No han sido aún excavadas todas las estructuras de Persépolis. Quedan dos montículos al este del Hadish y del Tachara, cuyos orígenes siguen siendo desconocidos.[6]

Historia reciente

En 1971 tuvieron lugar en Persépolis ceremonias fastuosas durante tres días con motivo de la celebración de los 2500 años de la monarquía. El Sah Mohammad Reza Pahlevi invitó a numerosas personalidades internacionales. El fasto de las ceremonias, que movilizaron más de 200 servidores venidos de Francia para los banquetes, suscitó polémica en la prensa y contribuyó a empañar la imagen del Sah. El monto de los gastos fue evaluado en más de 22 millones de dólares US, y la financiación fue realizada en detrimento de otros proyectos urbanísticos o sociales. Además, las fiestas fueron acompañadas por la represión de los opositores al Sah.

Persépolis, vista de Kuh-e Rahmat.

Después de la revolución iraní y con el fin de erradicar una fuerte referencia cultural al período pre- islámico y a la monarquía, el ayatolá Sadeq Jaljalí intentó con sus partidarios arrasar Persépolis por medio de bulldozers. La intervención de Nosratollah Amini, gobernador de la provincia de Fars, y la movilización de los habitantes de Shiraz, interponiéndose delante de los artefactos, permitieron salvar el sitio de la destrucción.

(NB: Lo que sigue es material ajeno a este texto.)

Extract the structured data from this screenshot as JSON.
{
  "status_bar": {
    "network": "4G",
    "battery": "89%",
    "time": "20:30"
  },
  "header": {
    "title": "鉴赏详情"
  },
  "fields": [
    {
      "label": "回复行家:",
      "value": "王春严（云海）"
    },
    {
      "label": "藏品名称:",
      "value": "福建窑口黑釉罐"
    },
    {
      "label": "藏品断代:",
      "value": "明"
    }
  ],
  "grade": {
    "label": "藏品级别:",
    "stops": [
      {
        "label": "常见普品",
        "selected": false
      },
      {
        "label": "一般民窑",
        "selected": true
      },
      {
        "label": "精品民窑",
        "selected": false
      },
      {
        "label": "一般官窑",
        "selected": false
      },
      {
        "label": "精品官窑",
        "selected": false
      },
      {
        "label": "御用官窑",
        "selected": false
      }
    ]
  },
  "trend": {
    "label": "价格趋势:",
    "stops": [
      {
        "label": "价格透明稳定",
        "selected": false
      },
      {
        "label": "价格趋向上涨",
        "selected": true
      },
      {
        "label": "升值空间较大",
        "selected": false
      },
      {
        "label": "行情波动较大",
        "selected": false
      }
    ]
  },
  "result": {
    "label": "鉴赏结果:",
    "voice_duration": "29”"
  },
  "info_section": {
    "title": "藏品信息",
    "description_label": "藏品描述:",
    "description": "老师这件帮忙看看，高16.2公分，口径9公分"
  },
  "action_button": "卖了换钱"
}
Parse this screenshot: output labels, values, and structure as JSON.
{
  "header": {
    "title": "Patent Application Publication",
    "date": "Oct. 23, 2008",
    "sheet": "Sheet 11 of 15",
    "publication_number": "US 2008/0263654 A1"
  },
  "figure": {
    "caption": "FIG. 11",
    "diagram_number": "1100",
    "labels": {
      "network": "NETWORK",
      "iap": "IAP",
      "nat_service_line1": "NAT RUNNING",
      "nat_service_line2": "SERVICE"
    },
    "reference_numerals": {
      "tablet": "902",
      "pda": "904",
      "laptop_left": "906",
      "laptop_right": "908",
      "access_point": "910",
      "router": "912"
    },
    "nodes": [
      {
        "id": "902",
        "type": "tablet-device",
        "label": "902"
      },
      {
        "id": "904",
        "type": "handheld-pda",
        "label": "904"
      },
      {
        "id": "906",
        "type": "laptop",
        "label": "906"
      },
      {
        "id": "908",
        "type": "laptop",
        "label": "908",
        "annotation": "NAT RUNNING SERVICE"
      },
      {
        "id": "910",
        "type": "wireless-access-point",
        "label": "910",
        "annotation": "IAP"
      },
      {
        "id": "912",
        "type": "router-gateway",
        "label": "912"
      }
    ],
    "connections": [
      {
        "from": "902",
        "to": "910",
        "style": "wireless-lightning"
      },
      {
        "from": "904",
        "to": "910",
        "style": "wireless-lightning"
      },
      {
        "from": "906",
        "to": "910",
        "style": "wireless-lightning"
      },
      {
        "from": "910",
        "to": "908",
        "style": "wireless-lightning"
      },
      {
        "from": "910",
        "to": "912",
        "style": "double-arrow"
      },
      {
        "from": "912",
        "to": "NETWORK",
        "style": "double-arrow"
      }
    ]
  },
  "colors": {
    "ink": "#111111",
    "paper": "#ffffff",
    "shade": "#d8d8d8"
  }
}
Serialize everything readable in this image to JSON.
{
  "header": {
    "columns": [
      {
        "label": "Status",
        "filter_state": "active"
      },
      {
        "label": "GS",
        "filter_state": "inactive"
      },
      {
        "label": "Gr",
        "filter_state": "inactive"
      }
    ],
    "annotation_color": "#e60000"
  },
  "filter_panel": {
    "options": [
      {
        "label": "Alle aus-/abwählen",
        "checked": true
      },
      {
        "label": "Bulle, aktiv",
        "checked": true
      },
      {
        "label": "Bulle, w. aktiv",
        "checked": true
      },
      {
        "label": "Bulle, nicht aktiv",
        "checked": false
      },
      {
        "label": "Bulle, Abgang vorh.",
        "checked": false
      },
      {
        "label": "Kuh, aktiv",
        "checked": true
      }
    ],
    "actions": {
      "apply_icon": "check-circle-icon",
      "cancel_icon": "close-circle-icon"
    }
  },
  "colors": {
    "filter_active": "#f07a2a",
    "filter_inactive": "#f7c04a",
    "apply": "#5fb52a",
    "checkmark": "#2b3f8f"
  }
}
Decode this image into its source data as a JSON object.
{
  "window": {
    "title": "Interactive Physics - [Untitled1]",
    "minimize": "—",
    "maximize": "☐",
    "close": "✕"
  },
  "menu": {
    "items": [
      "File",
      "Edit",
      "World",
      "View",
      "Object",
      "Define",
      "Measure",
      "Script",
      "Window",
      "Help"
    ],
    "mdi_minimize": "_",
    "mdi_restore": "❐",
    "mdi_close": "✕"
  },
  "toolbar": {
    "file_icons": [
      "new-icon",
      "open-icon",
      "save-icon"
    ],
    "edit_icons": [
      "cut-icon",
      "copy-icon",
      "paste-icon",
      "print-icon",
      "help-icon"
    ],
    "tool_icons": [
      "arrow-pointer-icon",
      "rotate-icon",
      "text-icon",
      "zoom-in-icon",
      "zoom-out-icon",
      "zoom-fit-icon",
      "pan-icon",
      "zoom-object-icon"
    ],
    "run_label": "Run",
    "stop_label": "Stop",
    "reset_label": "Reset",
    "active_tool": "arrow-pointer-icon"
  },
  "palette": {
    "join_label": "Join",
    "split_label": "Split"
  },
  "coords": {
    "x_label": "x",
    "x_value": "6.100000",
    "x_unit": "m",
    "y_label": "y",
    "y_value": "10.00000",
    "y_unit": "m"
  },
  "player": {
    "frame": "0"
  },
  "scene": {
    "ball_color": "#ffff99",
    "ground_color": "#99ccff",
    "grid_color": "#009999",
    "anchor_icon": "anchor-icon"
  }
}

Persépolis es un medio frágil cuya preservación puede estar comprometida por la actividad humana. Se ha planteado la nocividad de ciertos componentes químicos de polución agrícola. Un programa de protección del sitio ha comenzado recientemente, con miras a limitar las degradaciones ligadas a la erosión y al paso de visitantes: han sido puestas unas cubiertas para proteger ciertos elementos, como la escalera este de la Apadana, y está previsto recubrir el suelo de los lugares de paso. La construcción de una barrera próxima a Pasargada ha motivado una polémica entre el ministerio iraní de Arqueología y el ministerio de Cultura y del patrimonio[ cita requerida]. La subida de las aguas podría dañar numerosos sitios arqueológicos de la región. Además, la construcción de una línea ferroviaria, cuyo trazado podría pasar por las proximidades de Persépolis y Naqsh-e Rostam, hace temer daños. Así mismo, Persépolis es regularmente víctima de robos relacionados con el tráfico de antigüedades. Está prevista una ampliación del museo, aún no definida con exactitud: la clasificación del sitio como patrimonio mundial prohíbe cualquier modificación.[25]